Kampung KB terbentuk di seluruh kabupaten di Sulawesi Selatan. Bahkan ada kabupaten/kota yang memiliki Kampung KB lebih dari satu. Laporan terakhir per Maret 2019, hingga kini di Sulawesi Selatan sudah dicanangkan terbentuknya 330 Kampung KB.
Dalam tataran idealnya, Kampung KB merupakan muara hasil kolaborasi dan sinergitas program lintas instansi dengan leading sector –tentu saja – BKKBN. Setiap instansi dapat merancang program sesuai dengan “kompetensi”-nya masing-masing guna mencapai satu tujuan Kampung KB, yakni meningkatkan kualitas hidup masyarakat melalui program Kependudukan Keluarga Berencana dan Pembangunan Keluarga (KKBPK).
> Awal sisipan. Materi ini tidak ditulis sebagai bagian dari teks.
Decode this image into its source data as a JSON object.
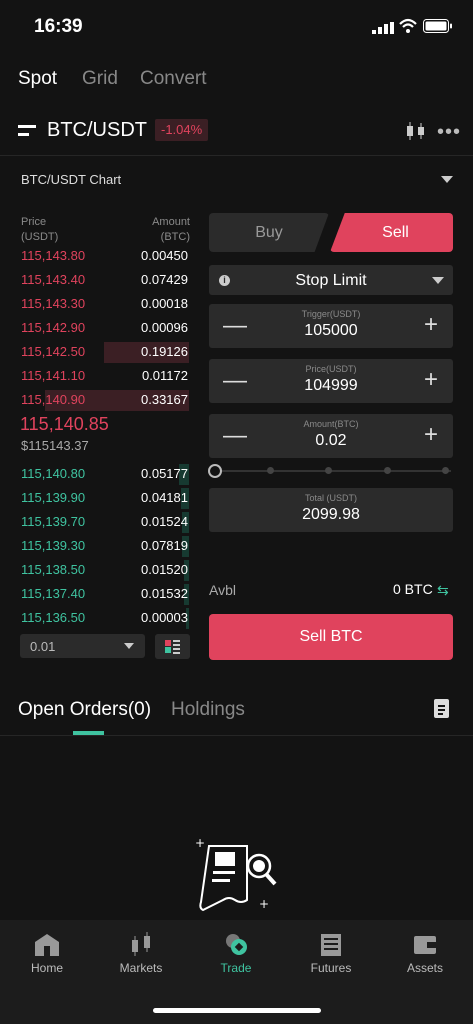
{
  "status_bar": {
    "time": "16:39"
  },
  "top_tabs": [
    {
      "label": "Spot",
      "active": true
    },
    {
      "label": "Grid",
      "active": false
    },
    {
      "label": "Convert",
      "active": false
    }
  ],
  "pair": {
    "name": "BTC/USDT",
    "change": "-1.04%"
  },
  "chart_label": "BTC/USDT Chart",
  "orderbook": {
    "price_header": [
      "Price",
      "(USDT)"
    ],
    "amount_header": [
      "Amount",
      "(BTC)"
    ],
    "asks": [
      {
        "price": "115,143.80",
        "amount": "0.00450",
        "depth": 0.0
      },
      {
        "price": "115,143.40",
        "amount": "0.07429",
        "depth": 0.0
      },
      {
        "price": "115,143.30",
        "amount": "0.00018",
        "depth": 0.0
      },
      {
        "price": "115,142.90",
        "amount": "0.00096",
        "depth": 0.0
      },
      {
        "price": "115,142.50",
        "amount": "0.19126",
        "depth": 0.5
      },
      {
        "price": "115,141.10",
        "amount": "0.01172",
        "depth": 0.0
      },
      {
        "price": "115,140.90",
        "amount": "0.33167",
        "depth": 0.85
      }
    ],
    "last_price": "115,140.85",
    "last_price_usd": "$115143.37",
    "bids": [
      {
        "price": "115,140.80",
        "amount": "0.05177",
        "depth": 0.06
      },
      {
        "price": "115,139.90",
        "amount": "0.04181",
        "depth": 0.05
      },
      {
        "price": "115,139.70",
        "amount": "0.01524",
        "depth": 0.04
      },
      {
        "price": "115,139.30",
        "amount": "0.07819",
        "depth": 0.04
      },
      {
        "price": "115,138.50",
        "amount": "0.01520",
        "depth": 0.03
      },
      {
        "price": "115,137.40",
        "amount": "0.01532",
        "depth": 0.03
      },
      {
        "price": "115,136.50",
        "amount": "0.00003",
        "depth": 0.02
      }
    ],
    "depth_select": "0.01"
  },
  "form": {
    "buy_label": "Buy",
    "sell_label": "Sell",
    "order_type": "Stop Limit",
    "trigger": {
      "label": "Trigger(USDT)",
      "value": "105000"
    },
    "price": {
      "label": "Price(USDT)",
      "value": "104999"
    },
    "amount": {
      "label": "Amount(BTC)",
      "value": "0.02"
    },
    "total": {
      "label": "Total (USDT)",
      "value": "2099.98"
    },
    "avbl_label": "Avbl",
    "avbl_value": "0 BTC",
    "submit_label": "Sell BTC",
    "slider_percent": 0
  },
  "orders_tabs": [
    {
      "label": "Open Orders(0)",
      "active": true
    },
    {
      "label": "Holdings",
      "active": false
    }
  ],
  "bottom_nav": [
    {
      "label": "Home",
      "icon": "home-icon",
      "active": false
    },
    {
      "label": "Markets",
      "icon": "markets-icon",
      "active": false
    },
    {
      "label": "Trade",
      "icon": "trade-icon",
      "active": true
    },
    {
      "label": "Futures",
      "icon": "futures-icon",
      "active": false
    },
    {
      "label": "Assets",
      "icon": "assets-icon",
      "active": false
    }
  ],
  "colors": {
    "sell": "#e0435d",
    "buy": "#3fc3a0",
    "background": "#131313",
    "panel": "#2b2b2b"
  }
}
Pembangunan keluarga yang dilaksanakan melalui program KKBPK merupakan tanggung jawab bersama, bukan melulu tanggung jawab BKKBN. Dampak dari salah membangun manusia Indonesia ini akan dialami oleh seluruh lapisan masyarakat. Dan, tidak akan pernah diterima secara sektoral berdasarkan kelembagaan dan institusional pemerintahan.
Salah satu indikator keberhasilan pembangunan keluarga melalui program KKBPK ini meningkatnya total fertiliy rate (TFR), yakni angka rata-rata kesuburan. Laporan terakhir Kepala Perwakilan BKKBN Sulsel Rini Riatika Djohari pada pertemuan minggu ketiga Maret 2019 di Hotel Claro Makassar menyebutkan, TFR Sulsel berdasarkan Susenas 2015 berhasil diturunkan menjadi 2,39.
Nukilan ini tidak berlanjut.